Nem muitas, também, pois se fossem muitas, o Uno estaria entre elas. Mas se nenhuma delas é um. Em conjunto serão nada, do que resulta não serem muitas.

É verdade.

Mas, se entre as outras coisas não há o Uno, aquelas nem serão muitas nem uma.

Não de fato.

Como não parecem ser nem uma nem muitas.

Por quê?

Porque de nenhum jeito e em caso algum as outras coisas poderão ter relação de qualquer natureza com o que não existe, não podendo nenhuma dessas coisas que não existem estar em nenhumas das outras, visto não haver partes do que não existe.

É verdade.

Como não haverá, também, nem opinião nem aparência do que não existe, não podendo, outros sim, em nenhuma condição e sob nenhum aspecto, ser concebido o que não existe.

Com efeito.

Se o Uno não existe, nenhuma das outras coisas poderá ser concebida como um ou como múltiplo, pois sem o Uno não é possível imaginar a pluralidade.

É impossível, realmente.

Logo, se o Uno não existe, as outras coisas nem são nem pode ser concebidas como unidade e nem como pluralidade.

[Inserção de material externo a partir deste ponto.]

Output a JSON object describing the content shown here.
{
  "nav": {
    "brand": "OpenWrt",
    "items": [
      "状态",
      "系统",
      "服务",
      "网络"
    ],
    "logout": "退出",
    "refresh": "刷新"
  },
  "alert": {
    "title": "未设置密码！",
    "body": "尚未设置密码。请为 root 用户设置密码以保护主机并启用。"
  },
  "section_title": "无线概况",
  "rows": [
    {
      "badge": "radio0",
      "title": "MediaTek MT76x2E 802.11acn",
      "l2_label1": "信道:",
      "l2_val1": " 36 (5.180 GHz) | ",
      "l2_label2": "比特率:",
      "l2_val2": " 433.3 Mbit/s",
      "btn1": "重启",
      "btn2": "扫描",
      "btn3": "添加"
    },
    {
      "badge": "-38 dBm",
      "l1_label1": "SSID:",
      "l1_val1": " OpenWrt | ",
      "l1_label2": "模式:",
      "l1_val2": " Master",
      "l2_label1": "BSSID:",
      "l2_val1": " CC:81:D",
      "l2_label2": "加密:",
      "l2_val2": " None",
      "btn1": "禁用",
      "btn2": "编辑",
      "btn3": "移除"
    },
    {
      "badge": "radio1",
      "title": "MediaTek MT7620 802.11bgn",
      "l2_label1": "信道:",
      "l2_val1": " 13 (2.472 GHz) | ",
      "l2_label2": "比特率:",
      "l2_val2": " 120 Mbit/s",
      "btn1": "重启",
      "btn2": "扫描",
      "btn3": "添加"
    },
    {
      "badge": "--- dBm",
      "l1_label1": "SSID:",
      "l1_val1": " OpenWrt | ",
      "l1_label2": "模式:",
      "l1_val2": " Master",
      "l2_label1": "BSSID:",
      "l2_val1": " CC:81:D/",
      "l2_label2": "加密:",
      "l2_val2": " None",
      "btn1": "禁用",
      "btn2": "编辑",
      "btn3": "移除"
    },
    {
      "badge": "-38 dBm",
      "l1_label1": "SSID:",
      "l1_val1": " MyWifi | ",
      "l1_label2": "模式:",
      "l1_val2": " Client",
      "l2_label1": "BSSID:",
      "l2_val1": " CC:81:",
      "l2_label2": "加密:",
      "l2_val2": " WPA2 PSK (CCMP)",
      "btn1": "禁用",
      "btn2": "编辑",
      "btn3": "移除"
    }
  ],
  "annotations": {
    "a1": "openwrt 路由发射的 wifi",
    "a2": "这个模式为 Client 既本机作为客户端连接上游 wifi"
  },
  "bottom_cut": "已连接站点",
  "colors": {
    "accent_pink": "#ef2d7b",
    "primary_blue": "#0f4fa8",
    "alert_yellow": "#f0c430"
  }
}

Parece mesmo que não podem.

Nem como semelhantes nem como dissemelhantes.

Com efeito.

Nem como idênticas ou diferentes, nem em contacto nem separadas, e assim sucessivamente, com relação a tudo o que anteriormente elas nos pareciam ter. As outras coisas nem são nem parecem nada disso, uma vez que o Uno não existe.

É muito certo.

Desse modo, resumíssemos tudo isso e afirmássemos: Dado que não exista o Uno, nada existe, teríamos falado certo?

Com a maior exatidão possível.

Pois então afirmemo-lo, com o seguinte acréscimo, como parece: Quer o Uno exista quer não exista, tanto ele como as outras coisas, ou seja em relação com ele mesmo ou em suas relações recíprocas, todos eles de toda a maneira são tudo e não são nada, parecem ser tudo e não parecem nada.

Absolutamente certo.


Platão. Parmênides (o uno e o múltiplo, as formas inteligíveis) (Portuguese Edition). Edição do Kindle.

Versão eletrônica do diálogo platônico “Parmênides”

Tradução: Carlos Alberto Nunes

Créditos da digitalização: Membros do grupo de discussão Acrópolis (Filosofia)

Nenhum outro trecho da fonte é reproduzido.